QUEERING NATURE: THE LANDSCAPE OF QUEER & TRANS-MASCULINITY
NYU BFA THESIS
What does it mean to be queer in nature?
My most recent and on-going project “Queering Nature: The Landscape of Queer and Trans Masculinity,” is an imagination of the symbiotic relationship between queerness and nature as it offers a means to liberation—liberation of the erotic, the body, sexuality, and the gender binary. There is a permission to desire and be desired, without shame. Historically, nature has been framed within a cis, straight white male eye—what we like to call the “hetero masculine eye.” Throughout visual culture, men have sought to “conquer” nature, by means of an American, Western Manifest Destiny. Cis, heterosexual manhood in the wilderness has been visualized by means of control, power, and domination. My work challenges these notions of cis, hetero-masculinity by visualizing queer utopias in which queer and trans people breathe within nature’s ecosystem. Here, queers coexist in symbiosis.
The inspiration behind this body of work, and much of my art, comes from personal explorations of masculinity, gender, and queerness. I am intrigued by how these concepts intersect and how art-making can dream of a queer future in which queer and trans masculinities exist beyond cis-het binaries. Nature is symbolic of a queer liberation offering isolation from urban environments and freedom from gender conformity and heterosexuality. In a trans sense, nature mirrors my evolution in masculinity—a continuous cycle of transition akin to plants and trees undergoing seasonal transformations. Nature is transitory, and is always in transit, as I like to say. There is no finite end to its transition, nor mine—I think, perhaps, I and we are in a constant state of becoming.

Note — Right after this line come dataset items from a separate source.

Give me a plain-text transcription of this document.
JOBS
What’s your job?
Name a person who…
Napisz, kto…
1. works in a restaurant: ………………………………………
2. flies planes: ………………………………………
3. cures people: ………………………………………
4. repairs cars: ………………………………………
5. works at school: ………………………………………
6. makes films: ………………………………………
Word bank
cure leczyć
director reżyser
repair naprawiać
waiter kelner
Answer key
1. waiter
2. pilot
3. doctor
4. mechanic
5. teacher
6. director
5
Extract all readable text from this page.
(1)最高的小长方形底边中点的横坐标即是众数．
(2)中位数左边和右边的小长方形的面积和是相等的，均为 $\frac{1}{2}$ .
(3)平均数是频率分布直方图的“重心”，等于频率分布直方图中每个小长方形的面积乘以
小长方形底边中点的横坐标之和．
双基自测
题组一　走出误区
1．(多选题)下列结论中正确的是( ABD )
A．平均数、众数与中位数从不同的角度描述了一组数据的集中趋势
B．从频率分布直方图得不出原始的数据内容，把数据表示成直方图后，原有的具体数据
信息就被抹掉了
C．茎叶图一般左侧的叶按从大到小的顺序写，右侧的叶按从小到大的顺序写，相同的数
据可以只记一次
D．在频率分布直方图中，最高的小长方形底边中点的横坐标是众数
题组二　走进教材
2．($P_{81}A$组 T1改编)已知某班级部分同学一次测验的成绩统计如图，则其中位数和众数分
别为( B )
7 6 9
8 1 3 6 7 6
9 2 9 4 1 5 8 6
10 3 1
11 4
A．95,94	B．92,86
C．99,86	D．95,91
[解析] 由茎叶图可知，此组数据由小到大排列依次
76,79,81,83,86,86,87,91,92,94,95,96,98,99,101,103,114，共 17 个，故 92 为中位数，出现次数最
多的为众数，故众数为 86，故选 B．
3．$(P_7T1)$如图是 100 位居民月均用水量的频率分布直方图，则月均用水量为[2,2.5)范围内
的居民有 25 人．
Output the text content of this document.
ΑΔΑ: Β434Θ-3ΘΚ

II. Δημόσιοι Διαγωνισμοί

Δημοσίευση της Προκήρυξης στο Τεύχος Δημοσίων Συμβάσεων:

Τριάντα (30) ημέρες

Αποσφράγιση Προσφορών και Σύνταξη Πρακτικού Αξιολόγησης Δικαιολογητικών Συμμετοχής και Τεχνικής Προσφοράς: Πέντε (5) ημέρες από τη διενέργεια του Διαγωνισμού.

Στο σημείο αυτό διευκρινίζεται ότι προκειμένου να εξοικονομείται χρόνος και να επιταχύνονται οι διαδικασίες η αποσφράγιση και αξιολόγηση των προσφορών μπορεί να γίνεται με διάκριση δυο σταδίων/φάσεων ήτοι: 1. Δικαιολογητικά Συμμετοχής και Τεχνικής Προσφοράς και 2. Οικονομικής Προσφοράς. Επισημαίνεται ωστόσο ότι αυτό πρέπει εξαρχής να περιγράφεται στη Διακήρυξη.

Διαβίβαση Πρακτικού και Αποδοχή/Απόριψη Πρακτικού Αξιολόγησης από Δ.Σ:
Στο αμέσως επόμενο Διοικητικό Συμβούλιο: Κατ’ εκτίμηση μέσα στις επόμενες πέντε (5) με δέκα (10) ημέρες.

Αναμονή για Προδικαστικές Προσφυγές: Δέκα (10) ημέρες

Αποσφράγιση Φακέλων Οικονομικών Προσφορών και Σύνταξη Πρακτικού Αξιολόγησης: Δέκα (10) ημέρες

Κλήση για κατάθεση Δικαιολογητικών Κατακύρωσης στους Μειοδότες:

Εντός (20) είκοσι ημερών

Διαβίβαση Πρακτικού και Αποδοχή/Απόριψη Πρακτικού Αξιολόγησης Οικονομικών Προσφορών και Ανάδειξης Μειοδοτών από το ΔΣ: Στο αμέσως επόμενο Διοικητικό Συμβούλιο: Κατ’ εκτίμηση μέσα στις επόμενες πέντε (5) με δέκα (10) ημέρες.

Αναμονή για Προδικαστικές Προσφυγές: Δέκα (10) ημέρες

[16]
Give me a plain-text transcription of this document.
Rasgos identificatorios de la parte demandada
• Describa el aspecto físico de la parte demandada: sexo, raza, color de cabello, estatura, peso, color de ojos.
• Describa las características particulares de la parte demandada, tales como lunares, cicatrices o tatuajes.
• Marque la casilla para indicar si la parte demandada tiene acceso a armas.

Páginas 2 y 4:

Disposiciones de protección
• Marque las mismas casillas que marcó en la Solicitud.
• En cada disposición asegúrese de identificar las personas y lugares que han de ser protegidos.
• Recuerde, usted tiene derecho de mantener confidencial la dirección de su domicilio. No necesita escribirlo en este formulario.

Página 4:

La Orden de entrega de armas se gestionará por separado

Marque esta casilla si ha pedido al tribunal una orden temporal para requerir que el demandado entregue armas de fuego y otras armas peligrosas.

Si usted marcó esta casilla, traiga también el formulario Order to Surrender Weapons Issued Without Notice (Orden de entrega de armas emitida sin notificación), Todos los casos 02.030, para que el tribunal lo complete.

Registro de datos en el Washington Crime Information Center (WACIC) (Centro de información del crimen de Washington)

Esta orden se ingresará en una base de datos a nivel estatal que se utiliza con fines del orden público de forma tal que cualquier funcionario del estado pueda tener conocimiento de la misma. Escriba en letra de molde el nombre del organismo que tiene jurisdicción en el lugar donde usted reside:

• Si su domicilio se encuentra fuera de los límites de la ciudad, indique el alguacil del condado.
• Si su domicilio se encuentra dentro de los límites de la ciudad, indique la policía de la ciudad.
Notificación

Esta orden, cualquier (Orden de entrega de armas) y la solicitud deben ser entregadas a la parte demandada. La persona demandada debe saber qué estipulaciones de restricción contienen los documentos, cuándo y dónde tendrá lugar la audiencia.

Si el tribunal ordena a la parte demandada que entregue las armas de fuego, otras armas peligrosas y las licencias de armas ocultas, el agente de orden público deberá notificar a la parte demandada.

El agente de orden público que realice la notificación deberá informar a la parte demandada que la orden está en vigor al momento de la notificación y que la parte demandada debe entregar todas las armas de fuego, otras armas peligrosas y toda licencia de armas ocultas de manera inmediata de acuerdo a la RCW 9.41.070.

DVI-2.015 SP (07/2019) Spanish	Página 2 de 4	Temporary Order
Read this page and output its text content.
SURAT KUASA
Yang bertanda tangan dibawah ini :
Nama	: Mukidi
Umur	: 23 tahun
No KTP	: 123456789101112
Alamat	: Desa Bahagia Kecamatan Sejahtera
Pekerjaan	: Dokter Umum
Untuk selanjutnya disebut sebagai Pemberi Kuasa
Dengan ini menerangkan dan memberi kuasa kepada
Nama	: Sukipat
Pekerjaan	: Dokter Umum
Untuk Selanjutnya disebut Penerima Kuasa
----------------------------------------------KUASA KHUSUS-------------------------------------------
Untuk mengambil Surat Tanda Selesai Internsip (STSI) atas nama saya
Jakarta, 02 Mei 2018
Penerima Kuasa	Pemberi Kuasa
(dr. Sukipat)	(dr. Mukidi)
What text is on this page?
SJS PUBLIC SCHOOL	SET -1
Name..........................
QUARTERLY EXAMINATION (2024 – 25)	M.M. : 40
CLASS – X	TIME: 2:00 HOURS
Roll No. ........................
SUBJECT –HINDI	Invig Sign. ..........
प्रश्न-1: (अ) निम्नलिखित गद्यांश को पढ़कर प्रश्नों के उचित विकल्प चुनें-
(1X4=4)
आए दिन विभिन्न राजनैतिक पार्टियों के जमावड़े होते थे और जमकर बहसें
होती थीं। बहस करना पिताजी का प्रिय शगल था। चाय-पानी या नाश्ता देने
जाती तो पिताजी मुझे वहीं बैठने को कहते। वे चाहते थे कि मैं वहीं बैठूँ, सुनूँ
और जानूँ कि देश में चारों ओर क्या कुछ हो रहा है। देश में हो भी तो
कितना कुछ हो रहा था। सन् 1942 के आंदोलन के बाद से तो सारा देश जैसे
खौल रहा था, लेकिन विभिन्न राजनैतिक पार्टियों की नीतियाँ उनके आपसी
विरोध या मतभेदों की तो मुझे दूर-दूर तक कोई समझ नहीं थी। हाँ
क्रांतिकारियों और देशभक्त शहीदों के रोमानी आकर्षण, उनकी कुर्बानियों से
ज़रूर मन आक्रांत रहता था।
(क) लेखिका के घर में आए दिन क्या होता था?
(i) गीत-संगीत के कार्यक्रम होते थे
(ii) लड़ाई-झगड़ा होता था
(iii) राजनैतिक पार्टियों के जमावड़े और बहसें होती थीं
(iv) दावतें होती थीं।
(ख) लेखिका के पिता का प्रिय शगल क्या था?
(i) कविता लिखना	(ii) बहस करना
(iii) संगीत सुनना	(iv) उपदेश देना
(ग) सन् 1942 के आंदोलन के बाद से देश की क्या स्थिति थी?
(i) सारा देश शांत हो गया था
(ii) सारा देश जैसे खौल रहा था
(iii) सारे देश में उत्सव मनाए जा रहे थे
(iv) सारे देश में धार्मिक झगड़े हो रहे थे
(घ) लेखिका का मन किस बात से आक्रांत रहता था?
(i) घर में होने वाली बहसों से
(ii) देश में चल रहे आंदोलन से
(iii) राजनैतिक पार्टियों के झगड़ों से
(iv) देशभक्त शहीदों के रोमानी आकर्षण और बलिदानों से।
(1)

When I think of queer & trans masculinity, I am often thinking of Leslie Feinberg’s Stone Butch Blues
In the opening chapters of the novel, Jess, the butch lesbian protagonist, experiences disbelief upon learning that their friend Frankie, also a butch lesbian, is in a relationship with another butch. Jess struggles to comprehend the possibility of two butch lesbians being romantically involved. However, as Jess reconnects with Frankie later in life, Frankie shares her understanding of masculinity. Through her relationship with another masculine woman, Frankie came to not only appreciate queer masculinity but also found it to be profoundly beautiful within herself. Jess reflects on their own affliation to queer masculinity, describing it as a mystical blend of "thunder and yearning," echoing Frankie's sentiment. I always circle back to this book as I think about my own journey with gender and masculinity.